The Tennessee House of Representatives burst into chaos Tuesday when Republicans voted to adjourn a special session on public safety, after ignoring widespread demands for increased gun control.
The state legislature convened the special session last week in response to a mass shooting in March, when a gunman opened fire on an elementary school and killed three children and three adults. State Republicans have insisted that there is nothing they could have done or could do differently to prevent such a tragedy—and they appear determined to make good on that claim.
The Senate had adjourned earlier Tuesday, closing the chamber until January. House Republicans forced through a motion to adjourn the chamber, also until January, moments before Democratic Representative Justin Jones—one of the formerly expelled Tennessee Three—could call for a vote of no confidence of Speaker Cameron Sexton. When Sexton gaveled through the motion adjourning the House, the chamber erupted.

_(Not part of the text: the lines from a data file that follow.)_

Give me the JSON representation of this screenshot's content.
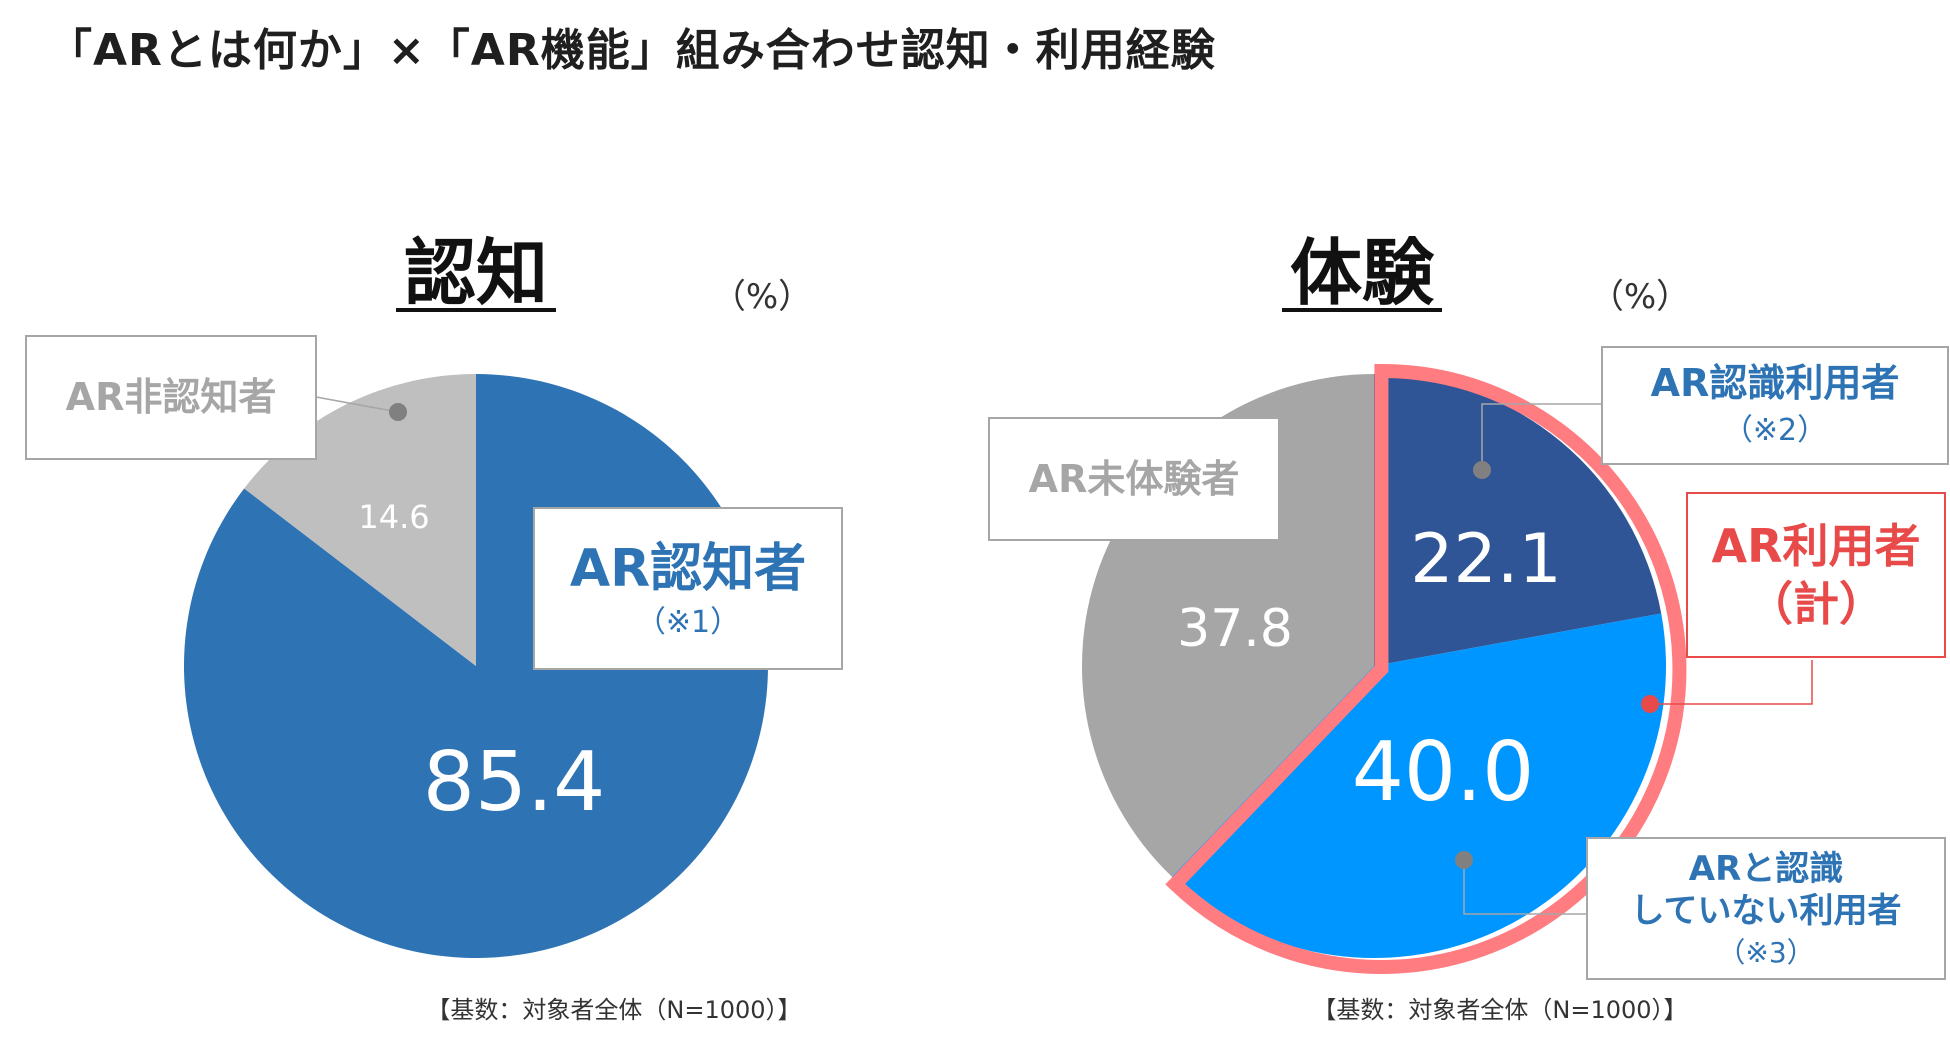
{
  "page_title": "「ARとは何か」×「AR機能」組み合わせ認知・利用経験",
  "colors": {
    "aware": "#2e74b5",
    "unaware": "#bfbfbf",
    "aware_user": "#2f5597",
    "unaware_user": "#0096ff",
    "non_user": "#a6a6a6",
    "highlight": "#ff7c80",
    "total_label": "#e84a4a",
    "label_text": "#2e74b5",
    "muted_label": "#a6a6a6"
  },
  "chart_data": [
    {
      "type": "pie",
      "title": "認知",
      "unit": "（%）",
      "base_note": "【基数：対象者全体（N=1000）】",
      "slices": [
        {
          "name": "AR認知者",
          "note": "（※1）",
          "value": 85.4,
          "label": "85.4"
        },
        {
          "name": "AR非認知者",
          "note": "",
          "value": 14.6,
          "label": "14.6"
        }
      ]
    },
    {
      "type": "pie",
      "title": "体験",
      "unit": "（%）",
      "base_note": "【基数：対象者全体（N=1000）】",
      "slices": [
        {
          "name": "AR認識利用者",
          "note": "（※2）",
          "value": 22.1,
          "label": "22.1"
        },
        {
          "name": "ARと認識 していない利用者",
          "name_lines": [
            "ARと認識",
            "していない利用者"
          ],
          "note": "（※3）",
          "value": 40.0,
          "label": "40.0"
        },
        {
          "name": "AR未体験者",
          "note": "",
          "value": 37.8,
          "label": "37.8"
        }
      ],
      "group_label": {
        "lines": [
          "AR利用者",
          "（計）"
        ]
      }
    }
  ]
}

Spectators began to chant, “Vote them out!” and “Shame!” As Sexton tried to leave, Jones and Democratic Representative Justin Pearson, another member of the Tennessee Three, followed him, waving protest signs. At one point, Sexton’s shoulder appeared to bump Pearson. Another Republican blocked Pearson from getting closer, while Sexton wheeled around and shouted at him, waving his finger in Pearson’s face.
Jones then went up to the speaker’s podium, banged the gavel, and shouted, “This House is out of order!” Pearson joined the protesters outside the chamber in the Capitol rotunda.

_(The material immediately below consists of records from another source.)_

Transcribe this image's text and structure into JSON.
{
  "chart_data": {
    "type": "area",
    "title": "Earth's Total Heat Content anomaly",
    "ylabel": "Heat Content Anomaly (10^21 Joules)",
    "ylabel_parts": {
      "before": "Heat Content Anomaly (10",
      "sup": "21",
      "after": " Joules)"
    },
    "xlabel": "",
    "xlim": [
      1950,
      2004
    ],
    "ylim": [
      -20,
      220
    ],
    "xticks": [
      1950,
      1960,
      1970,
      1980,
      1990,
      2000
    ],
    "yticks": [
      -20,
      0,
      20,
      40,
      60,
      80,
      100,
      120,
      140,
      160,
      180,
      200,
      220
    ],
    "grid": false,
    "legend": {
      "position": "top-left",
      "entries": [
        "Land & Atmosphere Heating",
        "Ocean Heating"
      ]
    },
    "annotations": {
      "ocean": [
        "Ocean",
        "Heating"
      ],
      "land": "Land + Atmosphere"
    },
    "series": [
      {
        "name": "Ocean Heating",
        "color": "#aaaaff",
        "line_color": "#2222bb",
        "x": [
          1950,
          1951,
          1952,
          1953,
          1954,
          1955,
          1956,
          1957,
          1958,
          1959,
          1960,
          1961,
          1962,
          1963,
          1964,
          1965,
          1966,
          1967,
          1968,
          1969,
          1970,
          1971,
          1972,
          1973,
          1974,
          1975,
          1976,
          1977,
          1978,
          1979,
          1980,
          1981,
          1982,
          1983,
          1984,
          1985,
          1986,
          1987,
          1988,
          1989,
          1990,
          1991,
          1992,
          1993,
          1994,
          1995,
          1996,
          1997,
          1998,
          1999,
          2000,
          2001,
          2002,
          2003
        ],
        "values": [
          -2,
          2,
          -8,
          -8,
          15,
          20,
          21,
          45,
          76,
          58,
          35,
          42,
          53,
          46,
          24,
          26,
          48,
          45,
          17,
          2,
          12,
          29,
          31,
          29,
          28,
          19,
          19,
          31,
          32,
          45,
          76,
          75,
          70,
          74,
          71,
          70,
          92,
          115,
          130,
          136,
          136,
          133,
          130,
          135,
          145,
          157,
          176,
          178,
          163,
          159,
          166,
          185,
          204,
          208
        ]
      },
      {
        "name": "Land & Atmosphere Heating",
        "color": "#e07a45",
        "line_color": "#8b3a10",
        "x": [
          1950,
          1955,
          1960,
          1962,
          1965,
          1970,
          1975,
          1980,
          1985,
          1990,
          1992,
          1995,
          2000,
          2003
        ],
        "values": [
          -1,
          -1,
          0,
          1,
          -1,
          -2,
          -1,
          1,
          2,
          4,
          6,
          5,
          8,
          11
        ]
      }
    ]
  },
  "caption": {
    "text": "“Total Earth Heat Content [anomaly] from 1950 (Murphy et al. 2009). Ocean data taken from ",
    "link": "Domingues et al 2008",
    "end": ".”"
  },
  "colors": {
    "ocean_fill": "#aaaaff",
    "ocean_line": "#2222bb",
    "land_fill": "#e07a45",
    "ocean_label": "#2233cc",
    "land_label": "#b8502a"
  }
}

Democrats were infuriated by Republicans’ refusal to pass any gun control measures. “No one should leave this building today saying we made Tennessee safer,” Senate Minority Leader Raumesh Akbari said. “Because that is simply not true. We didn’t enact any new policies, we didn’t meet the needs of these parents, who are just crying out for us to do something.”
“How long? How much longer will we allow ourselves to remain in this state?”

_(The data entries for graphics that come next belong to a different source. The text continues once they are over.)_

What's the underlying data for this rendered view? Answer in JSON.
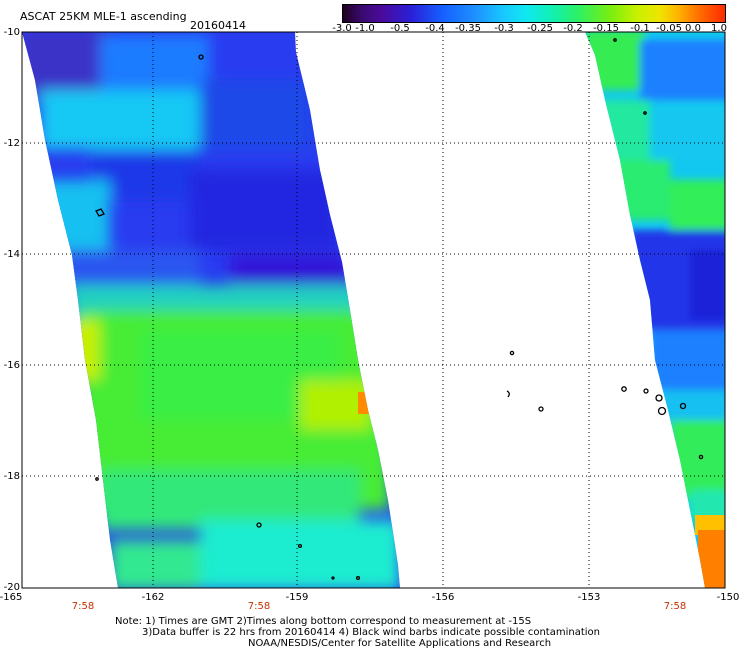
{
  "header": {
    "product": "ASCAT 25KM MLE-1 ascending",
    "date": "20160414"
  },
  "colorbar": {
    "labels": [
      "-3.0",
      "-1.0",
      "-0.5",
      "-0.4",
      "-0.35",
      "-0.3",
      "-0.25",
      "-0.2",
      "-0.15",
      "-0.1",
      "-0.05",
      "0.0",
      "1.0"
    ],
    "colors": [
      "#200020",
      "#4a0a8a",
      "#2a20d8",
      "#1560ff",
      "#1ea8ff",
      "#10e8f0",
      "#12f0b0",
      "#30f060",
      "#7aee10",
      "#c8f000",
      "#f0e400",
      "#ff9000",
      "#ff2a00"
    ]
  },
  "map": {
    "lat_labels": [
      "-10",
      "-12",
      "-14",
      "-16",
      "-18",
      "-20"
    ],
    "lon_labels": [
      "-165",
      "-162",
      "-159",
      "-156",
      "-153",
      "-150"
    ],
    "lat_range": [
      -20,
      -10
    ],
    "lon_range": [
      -165,
      -150
    ],
    "gridlines": true,
    "time_labels": [
      "7:58",
      "7:58",
      "7:58"
    ],
    "time_label_color": "#c03000"
  },
  "footer": {
    "line1": "Note: 1) Times are GMT 2)Times along bottom correspond to measurement at -15S",
    "line2": "3)Data buffer is 22 hrs from 20160414 4) Black wind barbs indicate possible contamination",
    "line3": "NOAA/NESDIS/Center for Satellite Applications and Research"
  }
}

The special session has been tense from the start, when Republicans tried to ban signs from the House chamber, a direct response to the many protesters demanding increased gun control. Republicans also voted Monday to silence Jones for the day, prompting Democrats to walk out of the session in solidarity.
This was not the first time Republicans had tried to silence Jones. The GOP voted in March to expel Jones and Pearson, both of whom are Black, for allegedly breaking House rules by joining thousands of pro–gun control protesters. Republicans fell one vote short of expelling Gloria Johnson, a white woman, who also joined the protest.
Jones and Pearson were unanimously reinstated by their district councils and then reelected in landslide victories in a special election earlier this month.